Another thing I should mention is that the memory growth is steady (even though memory takes small dips when batches are finished the general trend is an upward creep) but quite slow. For example, I'm currently running that script, and it's on epoch 1, batch 713, and about 15.5gb of memory are in use. At the beginning of the epoch, about 7 to 8gb were used. Growth at this pace continues roughly linearly as far as I can tell. I should probably make a graph. Update: now on epoch 1, batch 2208 and 28gb of memory are in use.

jcupitt commented 4 years ago

I tried a very quick pyvips-only version:

#!/usr/bin/python3

import sys
import pyvips
import random 
import PIL.Image as Image
import numpy as np
import os
import psutil

process = psutil.Process(os.getpid())
image = pyvips.Image.new_from_file(sys.argv[1])

for i in range(20000):
    if i % 1000 == 0:
        mb = process.memory_info().rss / (1024 * 1024)
        print(f"iteration {i}, {mb} MB ...")

    tile = image.crop(random.randint(300, image.width - 300),
                      random.randint(300, image.height - 300),
                      224, 224)
    np_img = np.ndarray(buffer=tile.write_to_memory(), 
                        dtype=np.uint8,
                        shape=[tile.height, tile.width, tile.bands])
    img = Image.fromarray(np_img).convert('RGB')

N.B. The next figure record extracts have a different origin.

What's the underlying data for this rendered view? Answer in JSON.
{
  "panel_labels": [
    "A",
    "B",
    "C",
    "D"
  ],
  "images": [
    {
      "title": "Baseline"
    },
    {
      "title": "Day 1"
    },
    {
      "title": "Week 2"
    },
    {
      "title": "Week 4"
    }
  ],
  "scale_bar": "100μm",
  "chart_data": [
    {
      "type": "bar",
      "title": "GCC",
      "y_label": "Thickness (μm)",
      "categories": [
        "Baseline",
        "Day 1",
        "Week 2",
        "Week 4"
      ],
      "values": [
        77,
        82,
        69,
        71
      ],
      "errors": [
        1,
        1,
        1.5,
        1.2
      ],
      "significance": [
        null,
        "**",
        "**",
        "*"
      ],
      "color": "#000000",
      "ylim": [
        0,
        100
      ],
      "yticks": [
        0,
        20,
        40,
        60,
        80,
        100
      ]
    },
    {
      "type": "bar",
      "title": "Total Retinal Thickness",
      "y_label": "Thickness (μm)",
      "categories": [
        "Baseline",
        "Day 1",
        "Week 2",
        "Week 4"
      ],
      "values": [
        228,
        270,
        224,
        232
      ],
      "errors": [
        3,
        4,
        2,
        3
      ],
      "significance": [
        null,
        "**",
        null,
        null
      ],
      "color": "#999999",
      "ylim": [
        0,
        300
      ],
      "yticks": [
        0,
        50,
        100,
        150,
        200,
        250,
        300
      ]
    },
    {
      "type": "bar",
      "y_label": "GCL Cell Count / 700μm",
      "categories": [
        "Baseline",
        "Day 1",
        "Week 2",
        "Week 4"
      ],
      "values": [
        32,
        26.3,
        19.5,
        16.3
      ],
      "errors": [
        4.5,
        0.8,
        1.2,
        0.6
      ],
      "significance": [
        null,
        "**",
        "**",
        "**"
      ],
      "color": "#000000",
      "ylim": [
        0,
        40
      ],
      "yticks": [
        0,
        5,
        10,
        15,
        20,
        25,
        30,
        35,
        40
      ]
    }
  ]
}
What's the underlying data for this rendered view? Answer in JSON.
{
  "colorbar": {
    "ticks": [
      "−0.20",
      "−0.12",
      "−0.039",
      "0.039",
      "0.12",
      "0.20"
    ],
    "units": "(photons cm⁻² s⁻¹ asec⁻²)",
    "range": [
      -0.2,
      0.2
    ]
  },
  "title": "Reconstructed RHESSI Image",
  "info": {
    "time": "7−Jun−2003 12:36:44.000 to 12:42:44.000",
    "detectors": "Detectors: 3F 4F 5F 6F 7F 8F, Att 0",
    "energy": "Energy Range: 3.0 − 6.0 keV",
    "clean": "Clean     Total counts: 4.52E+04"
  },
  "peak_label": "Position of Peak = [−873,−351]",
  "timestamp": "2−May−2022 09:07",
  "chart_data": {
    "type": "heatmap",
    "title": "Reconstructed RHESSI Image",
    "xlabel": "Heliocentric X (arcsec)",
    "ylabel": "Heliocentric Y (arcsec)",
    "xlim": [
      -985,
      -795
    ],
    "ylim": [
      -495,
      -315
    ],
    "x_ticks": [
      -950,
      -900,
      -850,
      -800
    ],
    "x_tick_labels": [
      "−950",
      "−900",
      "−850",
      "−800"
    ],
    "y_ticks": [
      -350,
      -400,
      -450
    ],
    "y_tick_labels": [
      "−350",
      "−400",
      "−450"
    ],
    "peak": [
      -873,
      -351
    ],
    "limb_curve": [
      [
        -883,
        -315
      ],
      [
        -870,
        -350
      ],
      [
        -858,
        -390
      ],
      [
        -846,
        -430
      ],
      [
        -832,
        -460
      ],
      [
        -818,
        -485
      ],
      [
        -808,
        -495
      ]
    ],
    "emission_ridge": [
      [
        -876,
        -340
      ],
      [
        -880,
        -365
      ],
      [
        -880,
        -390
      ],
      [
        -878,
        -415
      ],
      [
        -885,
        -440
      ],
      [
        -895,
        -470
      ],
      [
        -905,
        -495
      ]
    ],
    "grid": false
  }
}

So just fetching tiles. You don't need sequential for tiled tiff images, since they support true random access. I see:

$ ./leak4.py ~/pics/openslide/tumor_001.tif 
iteration 0, 57.5234375 MB ...
iteration 1000, 149.71484375 MB ...
iteration 2000, 156.71875 MB ...
iteration 3000, 155.71875 MB ...
iteration 4000, 152.83984375 MB ...
iteration 5000, 160.71484375 MB ...
iteration 6000, 148.90234375 MB ...
iteration 7000, 162.90234375 MB ...
iteration 8000, 150.09375 MB ...
iteration 9000, 154.09375 MB ...
iteration 10000, 157.29296875 MB ...
iteration 11000, 154.48828125 MB ...
iteration 12000, 146.80859375 MB ...
iteration 13000, 148.125 MB ...
iteration 14000, 159.07421875 MB ...
iteration 15000, 157.1484375 MB ...
iteration 16000, 154.3359375 MB ...
iteration 17000, 152.40234375 MB ...
iteration 18000, 151.609375 MB ...
iteration 19000, 155.484375 MB ...

So memory use seems stable in this case.

I'll try with your pytorch version.

jcupitt commented 4 years ago

I tried a version with fetch, but it doesn't help speed with these large random tiles.